W marcu 2010 roku odbyłam miesięczny staż w biurze pani poseł do Parlamentu Europejskiego Elżbiety Łukacijewskiej. Praktyki odbyłam z koleżanką Agatą, która również przyjechała do Parlamentu z Rzeszowa.
Pierwsze wrażenie – jak powszechnie wiadomo najważniejsze – było dla mnie niezwykle pozytywne. Zarówno atmosfera panująca w biurze, jak i serdeczność ludzi spotykanych przypadkowo na korytarzu były dla mnie bardzo miłym zaskoczeniem (szczególnie, gdy przypominała mi się polska rzeczywistość i babcie-dewotki siedzące w oknach i głośno komentujące każdego przechodnia).
Dziewczyny pracujące w biurze, jako asystentki Pani poseł – Iwona i Kasia były naprawdę pomocne i serdeczne. Okazały się również zakręconymi babeczkami, z którymi można było pogadać na każdy temat ;) Dzięki nim udało się nam dotrzeć zawsze tam gdzie chciałyśmy i zwiedzić praktycznie całą Brukselę. Właśnie jeśli chodzi i zwiedzanie to polecam każdemu zarówno Brukselę (szczególnie nocą) jak i odwiedzenie miast takich jak Antwerpia czy Brugia. Mimo pięknych zabytków i setek atrakcji turystycznych, muszę się przyznać, że na mnie największe wrażenie zawsze robiły ulice zakupowe ;)) Można też zaplanować sobie jeden weekend na wyjazd do Amsterdamu, który odwiedziłam osobiście, polecam dla tych, którzy chcą się wyluzować, a także mężczyznom poszukującym wyjątkowych ‘atrakcji turystycznych‘ ;)

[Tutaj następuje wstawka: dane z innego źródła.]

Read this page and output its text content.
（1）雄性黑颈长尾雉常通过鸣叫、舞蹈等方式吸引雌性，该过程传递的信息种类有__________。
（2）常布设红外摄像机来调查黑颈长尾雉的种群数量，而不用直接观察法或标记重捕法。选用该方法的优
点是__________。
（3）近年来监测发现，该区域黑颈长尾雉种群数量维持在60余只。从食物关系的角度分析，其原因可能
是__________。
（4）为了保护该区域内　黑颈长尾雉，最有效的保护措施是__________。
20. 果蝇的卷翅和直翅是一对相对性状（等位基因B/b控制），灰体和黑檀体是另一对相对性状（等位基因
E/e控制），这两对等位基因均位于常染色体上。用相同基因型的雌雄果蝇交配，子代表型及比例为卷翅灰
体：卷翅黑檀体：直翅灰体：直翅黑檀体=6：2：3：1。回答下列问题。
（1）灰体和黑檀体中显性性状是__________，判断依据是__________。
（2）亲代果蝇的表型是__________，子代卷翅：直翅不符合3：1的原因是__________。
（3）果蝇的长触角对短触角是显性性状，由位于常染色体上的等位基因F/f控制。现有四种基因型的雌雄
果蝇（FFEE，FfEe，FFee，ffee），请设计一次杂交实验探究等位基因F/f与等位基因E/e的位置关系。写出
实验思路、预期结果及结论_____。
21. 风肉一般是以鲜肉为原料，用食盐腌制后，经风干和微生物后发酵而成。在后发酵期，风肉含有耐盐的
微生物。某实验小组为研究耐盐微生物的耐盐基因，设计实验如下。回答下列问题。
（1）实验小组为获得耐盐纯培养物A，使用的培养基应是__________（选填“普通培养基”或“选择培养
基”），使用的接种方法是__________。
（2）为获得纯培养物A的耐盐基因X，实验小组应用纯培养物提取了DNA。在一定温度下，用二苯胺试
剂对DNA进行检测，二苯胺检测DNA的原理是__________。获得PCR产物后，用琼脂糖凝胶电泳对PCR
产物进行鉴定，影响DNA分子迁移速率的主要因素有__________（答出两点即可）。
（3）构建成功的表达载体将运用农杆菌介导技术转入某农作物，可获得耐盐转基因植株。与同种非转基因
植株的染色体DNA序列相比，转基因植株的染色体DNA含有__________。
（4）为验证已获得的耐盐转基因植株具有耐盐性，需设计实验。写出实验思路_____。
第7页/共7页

Jeśli chodzi o pracę wykonywaną w Parlamencie to zostało mi powierzone wiele ważnych i interesujących zajęć – zaczynając od podstawowego zadania każdego statysty, czyli kserowania dziesiątek dokumentów (^^), poprzez udział w wielu komisjach, obradach i posiedzeniach oraz przygotowywanie z nich sprawozdań. Byłam traktowana bardzo profesjonalnie, jak prawdziwy pracownik biura. Dzięki udziałowi w takich wydarzeniach, mogłam zdobyć cenne doświadczenie, które na pewno zaowocuje w przyszłości. Doceniłam również, ja k ciężkie i pracochłonne są zadania wykonywane przez asystentki, jak i przez samą Panią poseł. Nauczyłam się tu bardzo wiele, zdobyłam dużo informacji o możliwości rozwoju zawodowego w instytucjach UE.
Myślę, że była to dotychczas moja najważniejsza, a przy okazji najbardziej szalona przygoda w życiu. Nigdy nie zapomnę poznanych tu ludzi, klimatu miasta i doświadczenia, jakie dał mi ten staż. Bardzo gorąco dziękuję Pani poseł Elżbiecie Łukacijewskiej za możliwość współpracy i serdeczność, którą okazywała każdego dnia. Z moich obserwacji wynika, że atmosfera panująca w biurze Pani poseł była wyjątkowa i jedyna w swoim rodzaju, dlatego każdy kto tu trafi, może nazwać się szczęściarzem ;)
Mam nadzieję, że w niedalekiej przyszłości spotkam się z wszystkimi jeszcze raz i będę mogła chociażby odwiedzić Parlament Europejski.